Vector analysis question on acceleration

[jaejoon89]

Homework Statement

A moving particle reaches its max. speed at the instant t = 3. (Before and after 3, its speed is less.) It follows that the particle's acceleration is 0 at the instant t = 3... Show that this is FALSE

Homework Equations

v = dR/dt
a = d^2 R / dt^2

The Attempt at a Solution

How do I show this is false? The derivative of velocity is acceleration so I would think it's true and is indeed 0. This is on a chapter for vector analysis on acceleration and curvature.

 

[gabbagabbahey]

If the particle's acceleration were 0 at t=3, why would it slow down?

 

[jaejoon89]

But the acceleration has to be 0 because at this point the speed is maximum... so on one side there should be negative acceleration and on the other side positive.

 

[gabbagabbahey]

No, if the acceleration at t=3 were zero, then if you measured the speed of the particle a very short time later it would be unchanged.
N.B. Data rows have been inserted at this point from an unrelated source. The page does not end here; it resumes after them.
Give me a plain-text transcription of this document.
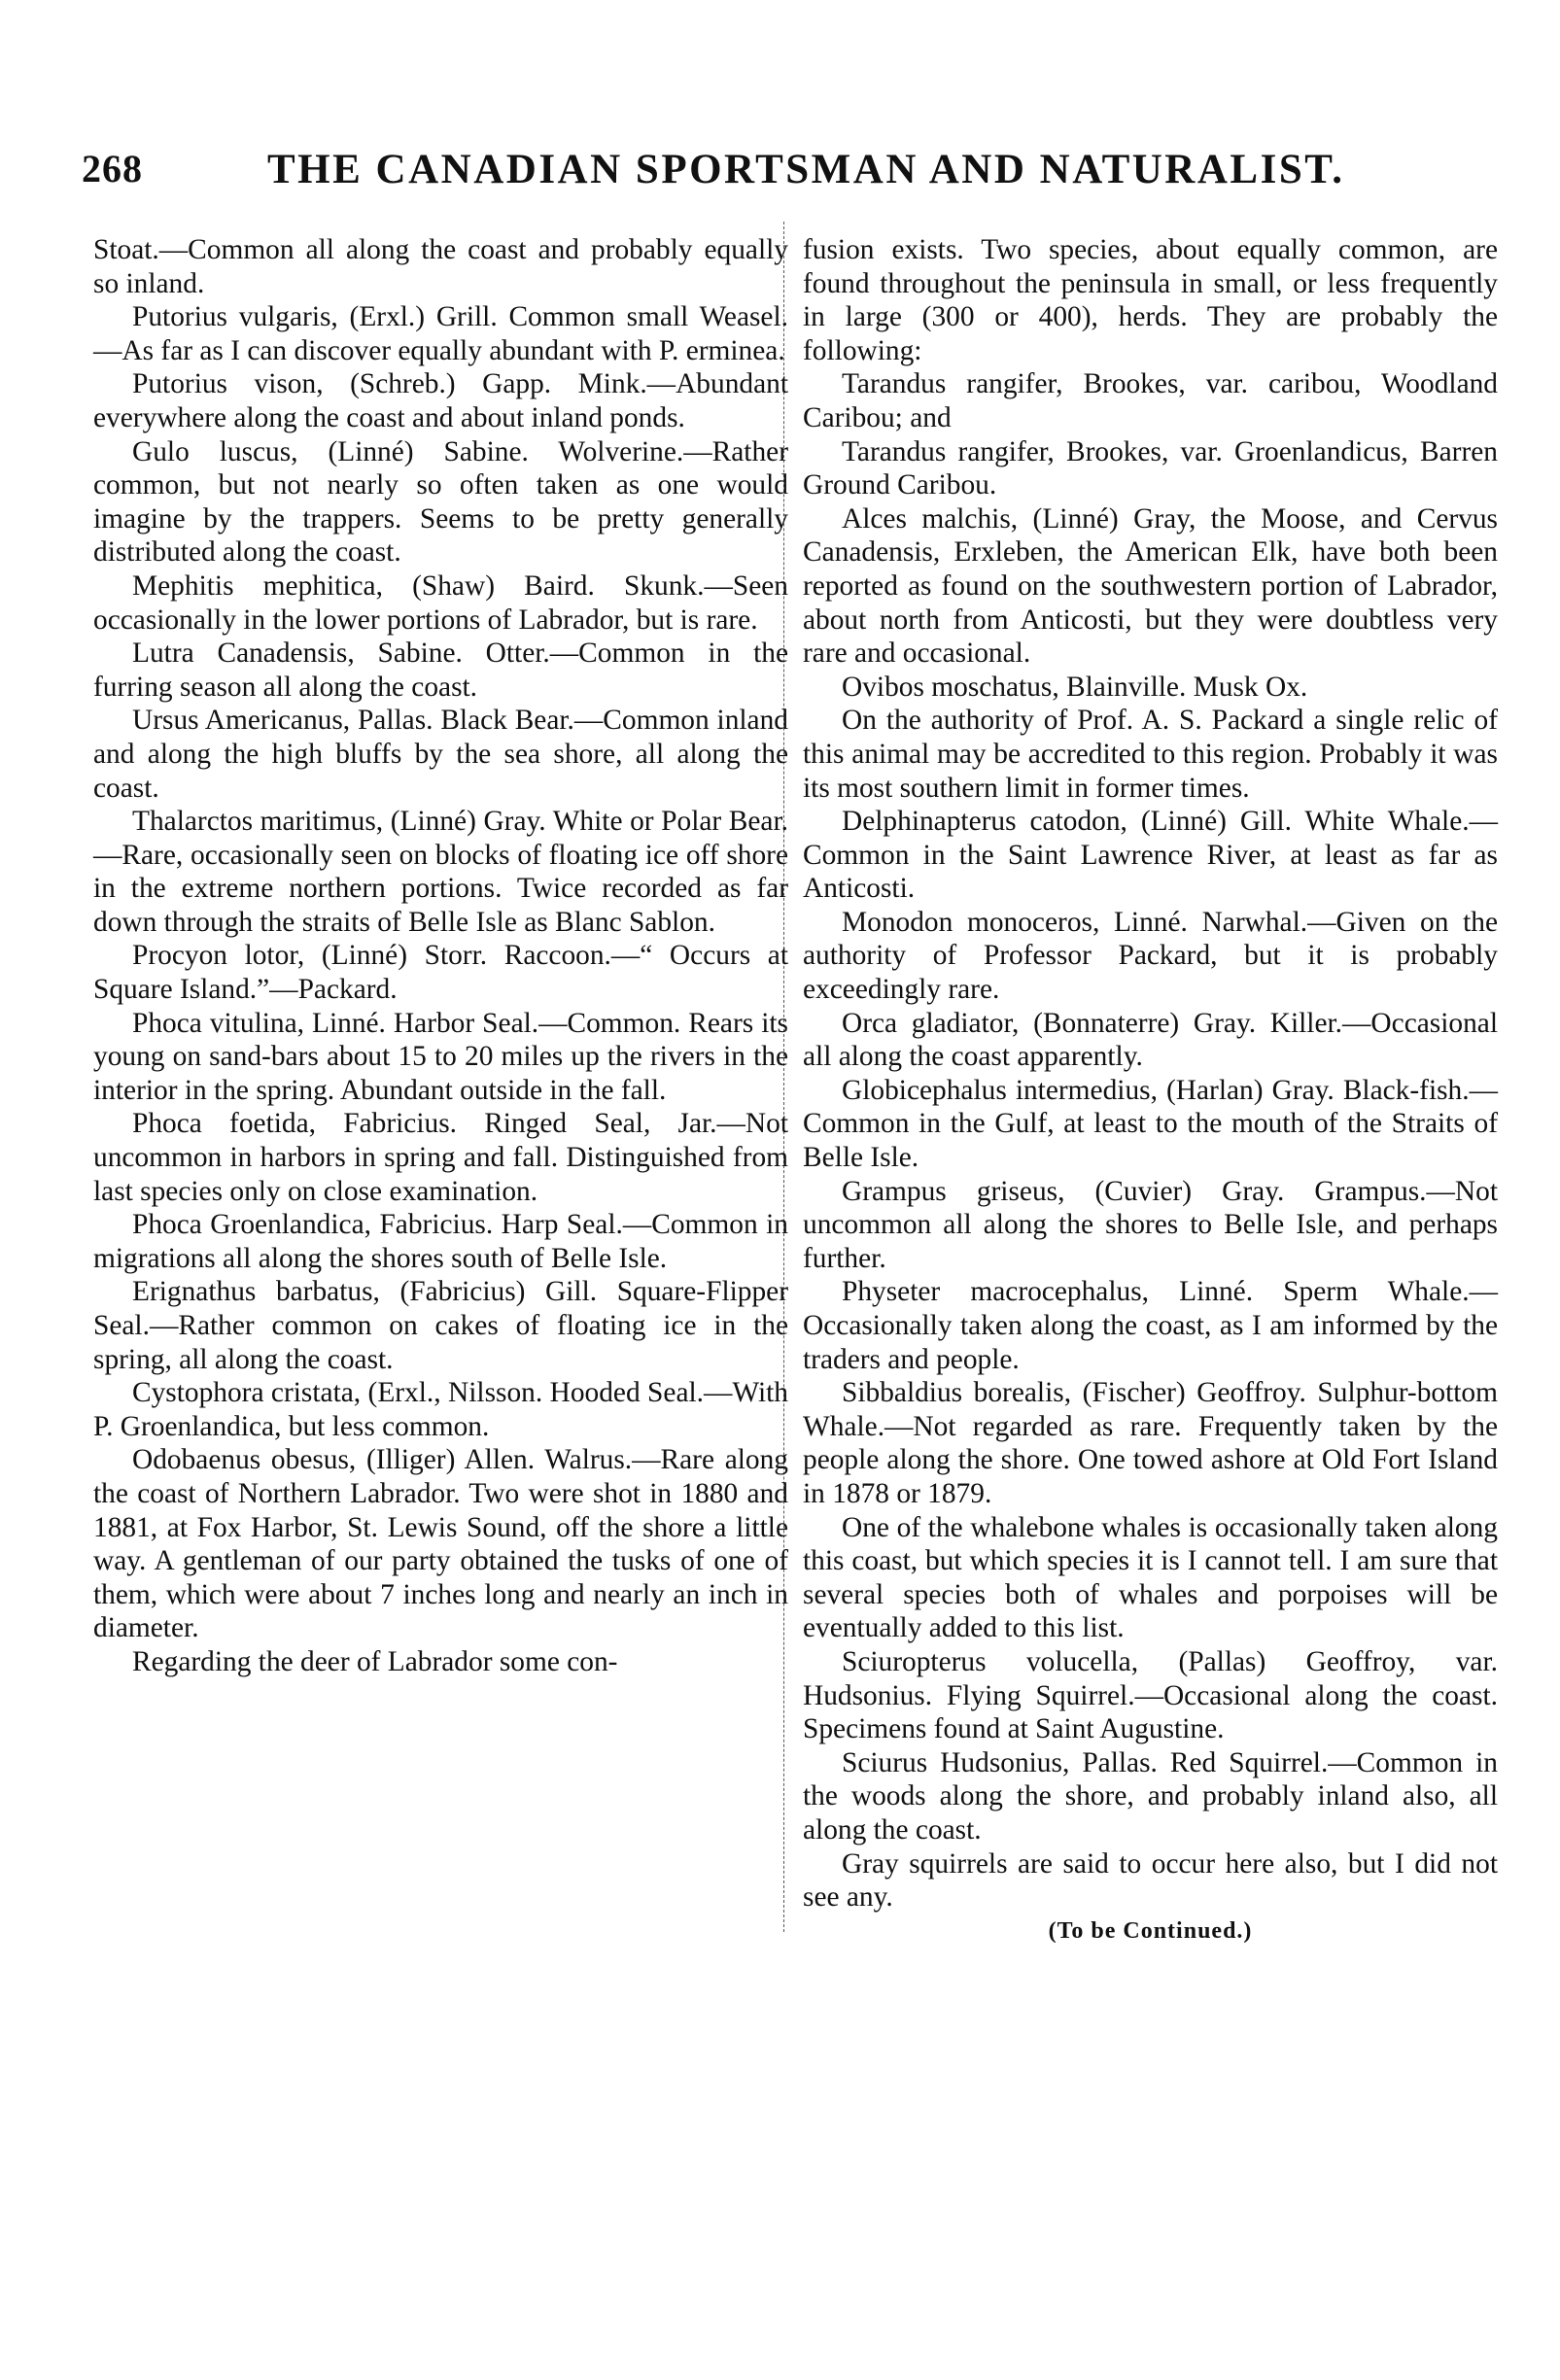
268	THE CANADIAN SPORTSMAN AND NATURALIST.

Stoat.—Common all along the coast and probably equally so inland.

Putorius vulgaris, (Erxl.) Grill. Common small Weasel.—As far as I can discover equally abundant with P. erminea.

Putorius vison, (Schreb.) Gapp. Mink.—Abundant everywhere along the coast and about inland ponds.

Gulo luscus, (Linné) Sabine. Wolverine.—Rather common, but not nearly so often taken as one would imagine by the trappers. Seems to be pretty generally distributed along the coast.

Mephitis mephitica, (Shaw) Baird. Skunk.—Seen occasionally in the lower portions of Labrador, but is rare.

Lutra Canadensis, Sabine. Otter.—Common in the furring season all along the coast.

Ursus Americanus, Pallas. Black Bear.—Common inland and along the high bluffs by the sea shore, all along the coast.

Thalarctos maritimus, (Linné) Gray. White or Polar Bear.—Rare, occasionally seen on blocks of floating ice off shore in the extreme northern portions. Twice recorded as far down through the straits of Belle Isle as Blanc Sablon.

Procyon lotor, (Linné) Storr. Raccoon.—“ Occurs at Square Island.”—Packard.

Phoca vitulina, Linné. Harbor Seal.—Common. Rears its young on sand-bars about 15 to 20 miles up the rivers in the interior in the spring. Abundant outside in the fall.

Phoca foetida, Fabricius. Ringed Seal, Jar.—Not uncommon in harbors in spring and fall. Distinguished from last species only on close examination.

Phoca Groenlandica, Fabricius. Harp Seal.—Common in migrations all along the shores south of Belle Isle.

Erignathus barbatus, (Fabricius) Gill. Square-Flipper Seal.—Rather common on cakes of floating ice in the spring, all along the coast.

Cystophora cristata, (Erxl., Nilsson. Hooded Seal.—With P. Groenlandica, but less common.

Odobaenus obesus, (Illiger) Allen. Walrus.—Rare along the coast of Northern Labrador. Two were shot in 1880 and 1881, at Fox Harbor, St. Lewis Sound, off the shore a little way. A gentleman of our party obtained the tusks of one of them, which were about 7 inches long and nearly an inch in diameter.

Regarding the deer of Labrador some con-

fusion exists. Two species, about equally common, are found throughout the peninsula in small, or less frequently in large (300 or 400), herds. They are probably the following:

Tarandus rangifer, Brookes, var. caribou, Woodland Caribou; and

Tarandus rangifer, Brookes, var. Groenlandicus, Barren Ground Caribou.

Alces malchis, (Linné) Gray, the Moose, and Cervus Canadensis, Erxleben, the American Elk, have both been reported as found on the southwestern portion of Labrador, about north from Anticosti, but they were doubtless very rare and occasional.

Ovibos moschatus, Blainville. Musk Ox.

On the authority of Prof. A. S. Packard a single relic of this animal may be accredited to this region. Probably it was its most southern limit in former times.

Delphinapterus catodon, (Linné) Gill. White Whale.—Common in the Saint Lawrence River, at least as far as Anticosti.

Monodon monoceros, Linné. Narwhal.—Given on the authority of Professor Packard, but it is probably exceedingly rare.

Orca gladiator, (Bonnaterre) Gray. Killer.—Occasional all along the coast apparently.

Globicephalus intermedius, (Harlan) Gray. Black-fish.—Common in the Gulf, at least to the mouth of the Straits of Belle Isle.

Grampus griseus, (Cuvier) Gray. Grampus.—Not uncommon all along the shores to Belle Isle, and perhaps further.

Physeter macrocephalus, Linné. Sperm Whale.—Occasionally taken along the coast, as I am informed by the traders and people.

Sibbaldius borealis, (Fischer) Geoffroy. Sulphur-bottom Whale.—Not regarded as rare. Frequently taken by the people along the shore. One towed ashore at Old Fort Island in 1878 or 1879.

One of the whalebone whales is occasionally taken along this coast, but which species it is I cannot tell. I am sure that several species both of whales and porpoises will be eventually added to this list.

Sciuropterus volucella, (Pallas) Geoffroy, var. Hudsonius. Flying Squirrel.—Occasional along the coast. Specimens found at Saint Augustine.

Sciurus Hudsonius, Pallas. Red Squirrel.—Common in the woods along the shore, and probably inland also, all along the coast.

Gray squirrels are said to occur here also, but I did not see any.

(To be Continued.)
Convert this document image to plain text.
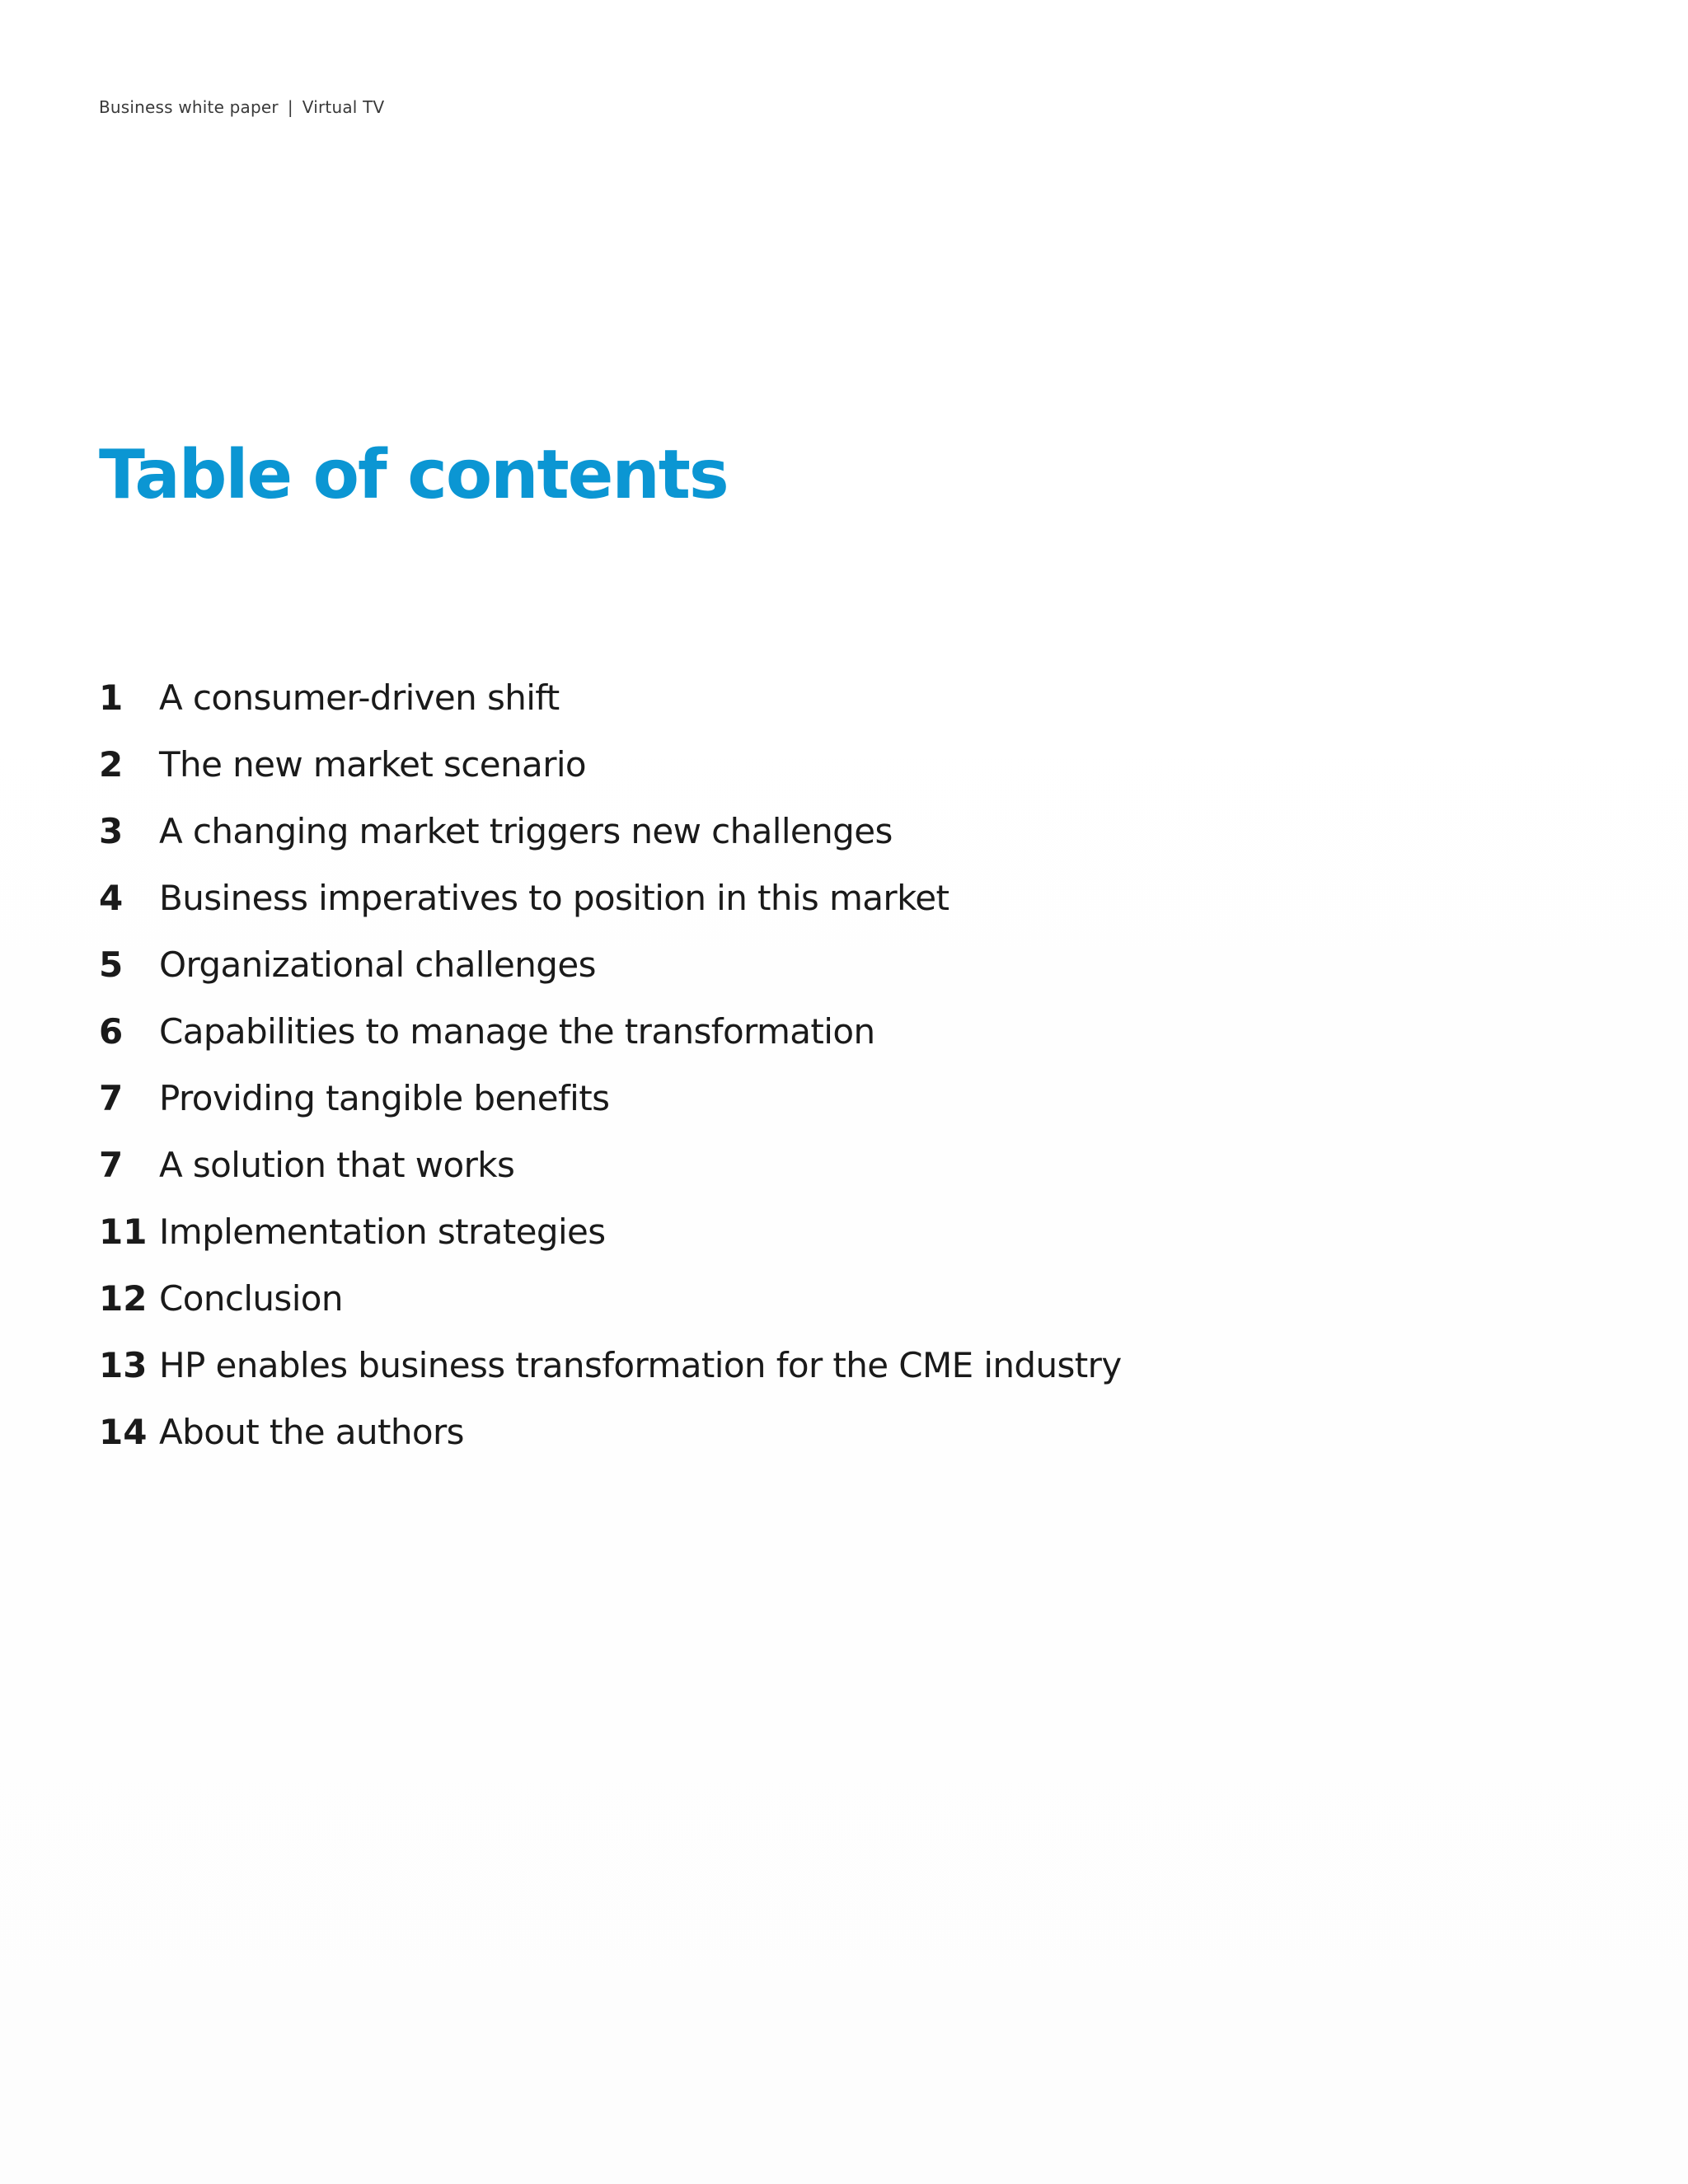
Business white paper | Virtual TV
Table of contents
1	A consumer-driven shift
2	The new market scenario
3	A changing market triggers new challenges
4	Business imperatives to position in this market
5	Organizational challenges
6	Capabilities to manage the transformation
7	Providing tangible benefits
7	A solution that works
11 Implementation strategies
12 Conclusion
13 HP enables business transformation for the CME industry
14 About the authors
It's true that \frac{d}{dt} ||\vec{v}||=0 at t=3, but that doesn't necessarily mean ||\vec{a}||=0 at t=3.

This rests on the fact that \vec{v} is a vector, it has both magnitude and direction and just because its magnitude isn't changing doesn't mean it's direction can't be changing. If it's direction is changing, then \vec{a}=\frac{d\vec{v}}{dt}\neq0

There is an expression for \vec{a} in terms of its tangential and normal components that you should know (it involves curvature), use that to prove that the acceleration is non-zero at t=3!